蛇(じゃ)の枕の池のまぼろし
にぎやかな競輪場。付近に蛇の枕の池があったとは想像するしかない
およそ800年余り前の源平の戦いのころ。
松阪の大きな家に17歳の美しい娘がいました。
「お嫁にほしい」と申し出がいくつもありましたが、そのすべてを断っていました。
心に決めた人がいたのです。隣村の垣鼻に住む少年で、まだ十三歳。平知盛の家来で高津次郎種明というこ人の息子でしたが、種明は屋島の戦いで戦死。
当地に移り住んで母子二人暮らしでした。
気高い顔立ちを目にした娘は、心を奪われてしまったのです。
年下なのも承知の上でした。
娘はある日、少年に思いを伝えましたが、何の反応も返ってきませんでした。
それでも娘は、「まだお互いに若い。
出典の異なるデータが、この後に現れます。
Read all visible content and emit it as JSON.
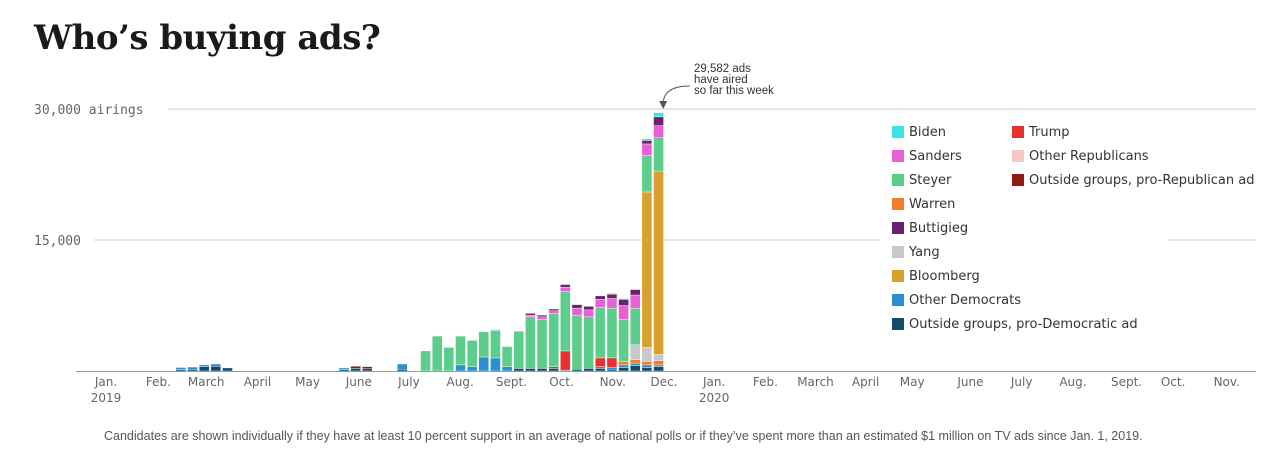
{
  "title": "Who’s buying ads?",
  "footnote": "Candidates are shown individually if they have at least 10 percent support in an average of national polls or if they’ve spent more than an estimated $1 million on TV ads since Jan. 1, 2019.",
  "chart_data": {
    "type": "bar",
    "stacked": true,
    "ylabel": "airings",
    "ylim": [
      0,
      30000
    ],
    "y_ticks": [
      {
        "value": 30000,
        "label": "30,000 airings"
      },
      {
        "value": 15000,
        "label": "15,000"
      }
    ],
    "grid": true,
    "legend_position": "top-right",
    "x_ticks": [
      {
        "week": 0,
        "label": "Jan.",
        "sub": "2019"
      },
      {
        "week": 4.5,
        "label": "Feb.",
        "sub": ""
      },
      {
        "week": 8.6,
        "label": "March",
        "sub": ""
      },
      {
        "week": 13,
        "label": "April",
        "sub": ""
      },
      {
        "week": 17.3,
        "label": "May",
        "sub": ""
      },
      {
        "week": 21.7,
        "label": "June",
        "sub": ""
      },
      {
        "week": 26,
        "label": "July",
        "sub": ""
      },
      {
        "week": 30.4,
        "label": "Aug.",
        "sub": ""
      },
      {
        "week": 34.8,
        "label": "Sept.",
        "sub": ""
      },
      {
        "week": 39.1,
        "label": "Oct.",
        "sub": ""
      },
      {
        "week": 43.5,
        "label": "Nov.",
        "sub": ""
      },
      {
        "week": 47.9,
        "label": "Dec.",
        "sub": ""
      },
      {
        "week": 52.2,
        "label": "Jan.",
        "sub": "2020"
      },
      {
        "week": 56.6,
        "label": "Feb.",
        "sub": ""
      },
      {
        "week": 60.9,
        "label": "March",
        "sub": ""
      },
      {
        "week": 65.2,
        "label": "April",
        "sub": ""
      },
      {
        "week": 69.2,
        "label": "May",
        "sub": ""
      },
      {
        "week": 74.2,
        "label": "June",
        "sub": ""
      },
      {
        "week": 78.6,
        "label": "July",
        "sub": ""
      },
      {
        "week": 83,
        "label": "Aug.",
        "sub": ""
      },
      {
        "week": 87.6,
        "label": "Sept.",
        "sub": ""
      },
      {
        "week": 91.6,
        "label": "Oct.",
        "sub": ""
      },
      {
        "week": 96.2,
        "label": "Nov.",
        "sub": ""
      }
    ],
    "annotation": {
      "week": 48,
      "lines": [
        "29,582 ads",
        "have aired",
        "so far this week"
      ]
    },
    "series": [
      {
        "name": "Outside groups, pro-Democratic ad",
        "color": "#0f4d6b"
      },
      {
        "name": "Other Democrats",
        "color": "#2b8fd0"
      },
      {
        "name": "Trump",
        "color": "#e8322d"
      },
      {
        "name": "Outside groups, pro-Republican ad",
        "color": "#8f1a12"
      },
      {
        "name": "Other Republicans",
        "color": "#f4c7c0"
      },
      {
        "name": "Warren",
        "color": "#f07d2a"
      },
      {
        "name": "Yang",
        "color": "#c9c9c9"
      },
      {
        "name": "Bloomberg",
        "color": "#d8a12f"
      },
      {
        "name": "Steyer",
        "color": "#5ccd8a"
      },
      {
        "name": "Sanders",
        "color": "#e85fd6"
      },
      {
        "name": "Buttigieg",
        "color": "#6e1f6e"
      },
      {
        "name": "Biden",
        "color": "#3de4e4"
      }
    ],
    "legend_items": [
      {
        "name": "Biden",
        "color": "#3de4e4"
      },
      {
        "name": "Sanders",
        "color": "#e85fd6"
      },
      {
        "name": "Steyer",
        "color": "#5ccd8a"
      },
      {
        "name": "Warren",
        "color": "#f07d2a"
      },
      {
        "name": "Buttigieg",
        "color": "#6e1f6e"
      },
      {
        "name": "Yang",
        "color": "#c9c9c9"
      },
      {
        "name": "Bloomberg",
        "color": "#d8a12f"
      },
      {
        "name": "Other Democrats",
        "color": "#2b8fd0"
      },
      {
        "name": "Outside groups, pro-Democratic ad",
        "color": "#0f4d6b"
      },
      {
        "name": "Trump",
        "color": "#e8322d"
      },
      {
        "name": "Other Republicans",
        "color": "#f4c7c0"
      },
      {
        "name": "Outside groups, pro-Republican ad",
        "color": "#8f1a12"
      }
    ],
    "weeks": [
      {
        "w": 6,
        "v": {
          "Outside groups, pro-Democratic ad": 150,
          "Other Democrats": 250
        }
      },
      {
        "w": 7,
        "v": {
          "Outside groups, pro-Democratic ad": 200,
          "Other Democrats": 250
        }
      },
      {
        "w": 8,
        "v": {
          "Outside groups, pro-Democratic ad": 500,
          "Other Democrats": 200
        }
      },
      {
        "w": 9,
        "v": {
          "Outside groups, pro-Democratic ad": 550,
          "Other Democrats": 250
        }
      },
      {
        "w": 10,
        "v": {
          "Outside groups, pro-Democratic ad": 350
        }
      },
      {
        "w": 20,
        "v": {
          "Other Democrats": 200,
          "Outside groups, pro-Democratic ad": 150
        }
      },
      {
        "w": 21,
        "v": {
          "Outside groups, pro-Democratic ad": 300,
          "Outside groups, pro-Republican ad": 250
        }
      },
      {
        "w": 22,
        "v": {
          "Outside groups, pro-Democratic ad": 250,
          "Outside groups, pro-Republican ad": 250
        }
      },
      {
        "w": 25,
        "v": {
          "Other Democrats": 600,
          "Outside groups, pro-Democratic ad": 200
        }
      },
      {
        "w": 27,
        "v": {
          "Steyer": 2300
        }
      },
      {
        "w": 28,
        "v": {
          "Steyer": 4000
        }
      },
      {
        "w": 29,
        "v": {
          "Steyer": 2700
        }
      },
      {
        "w": 30,
        "v": {
          "Other Democrats": 700,
          "Steyer": 3300
        }
      },
      {
        "w": 31,
        "v": {
          "Other Democrats": 500,
          "Steyer": 3000
        }
      },
      {
        "w": 32,
        "v": {
          "Other Democrats": 1600,
          "Steyer": 2900
        }
      },
      {
        "w": 33,
        "v": {
          "Other Democrats": 1500,
          "Steyer": 3100,
          "Biden": 150
        }
      },
      {
        "w": 34,
        "v": {
          "Other Democrats": 500,
          "Steyer": 2300
        }
      },
      {
        "w": 35,
        "v": {
          "Steyer": 4200,
          "Outside groups, pro-Democratic ad": 300,
          "Sanders": 100
        }
      },
      {
        "w": 36,
        "v": {
          "Outside groups, pro-Democratic ad": 300,
          "Steyer": 5900,
          "Buttigieg": 200,
          "Sanders": 200
        }
      },
      {
        "w": 37,
        "v": {
          "Outside groups, pro-Democratic ad": 300,
          "Steyer": 5600,
          "Sanders": 300,
          "Buttigieg": 200
        }
      },
      {
        "w": 38,
        "v": {
          "Outside groups, pro-Democratic ad": 300,
          "Trump": 200,
          "Steyer": 6100,
          "Sanders": 300,
          "Buttigieg": 200
        }
      },
      {
        "w": 39,
        "v": {
          "Trump": 2200,
          "Outside groups, pro-Democratic ad": 100,
          "Steyer": 6800,
          "Sanders": 500,
          "Buttigieg": 300
        }
      },
      {
        "w": 40,
        "v": {
          "Outside groups, pro-Democratic ad": 200,
          "Steyer": 6200,
          "Sanders": 800,
          "Buttigieg": 400
        }
      },
      {
        "w": 41,
        "v": {
          "Outside groups, pro-Democratic ad": 300,
          "Steyer": 5900,
          "Sanders": 800,
          "Buttigieg": 400
        }
      },
      {
        "w": 42,
        "v": {
          "Outside groups, pro-Democratic ad": 300,
          "Trump": 1000,
          "Other Democrats": 200,
          "Steyer": 5800,
          "Sanders": 900,
          "Buttigieg": 400
        }
      },
      {
        "w": 43,
        "v": {
          "Outside groups, pro-Democratic ad": 200,
          "Trump": 1100,
          "Other Democrats": 200,
          "Steyer": 5700,
          "Sanders": 1100,
          "Buttigieg": 500,
          "Biden": 100
        }
      },
      {
        "w": 44,
        "v": {
          "Outside groups, pro-Democratic ad": 400,
          "Other Democrats": 300,
          "Warren": 400,
          "Steyer": 4800,
          "Sanders": 1600,
          "Buttigieg": 700,
          "Biden": 100
        }
      },
      {
        "w": 45,
        "v": {
          "Outside groups, pro-Democratic ad": 600,
          "Other Democrats": 300,
          "Yang": 1700,
          "Warren": 400,
          "Steyer": 4200,
          "Sanders": 1500,
          "Buttigieg": 600,
          "Biden": 100
        }
      },
      {
        "w": 46,
        "v": {
          "Outside groups, pro-Democratic ad": 400,
          "Other Democrats": 300,
          "Yang": 1600,
          "Warren": 400,
          "Steyer": 4200,
          "Bloomberg": 17800,
          "Sanders": 1300,
          "Buttigieg": 400,
          "Biden": 200
        }
      },
      {
        "w": 47,
        "v": {
          "Outside groups, pro-Democratic ad": 500,
          "Other Democrats": 200,
          "Yang": 700,
          "Warren": 500,
          "Steyer": 3800,
          "Bloomberg": 21000,
          "Sanders": 1400,
          "Buttigieg": 1000,
          "Biden": 482
        }
      }
    ]
  }
}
大人になるまでは、あの人を楽しく見守っていこう」とけなげに思い続けました。
とある冬の日、娘は葬列に出会いました。
思いもよらず、少年が亡くなったというのです。
悲しみはどれほどだったでしょう。
大みそかに近い夜、娘は書き置きを残して家を出ました。
少年の家のあった垣鼻へと歩いていきます。
たどり着いたのは「蛇(じゃ)の枕(まくら)の池」という寂しい池。
暗い水面が広がっています。
そこに、ほほ笑んだ少年の美しい顔がはっきりと見えたのです。
娘は幻に誘われ、少年の名を呼びました。
少年がうれしそうに招いています。
娘はそのまま池の中へと進み、ついに底深くへと沈んでいったといいます。
少年の亡霊娘を招く
そして今 大蛇が住んだという「蛇の枕の池」は、松阪市春日町の市街地あたりにあったといいます。
にぎやかな競輪場があり、住宅が建ち並んだ光景からは、昔はうかがえません。
娘のいちずな思いは悲恋となって終わりました。
せめて、娘の思いが、この世とは別の世界で少年に届いていてほしい気がします。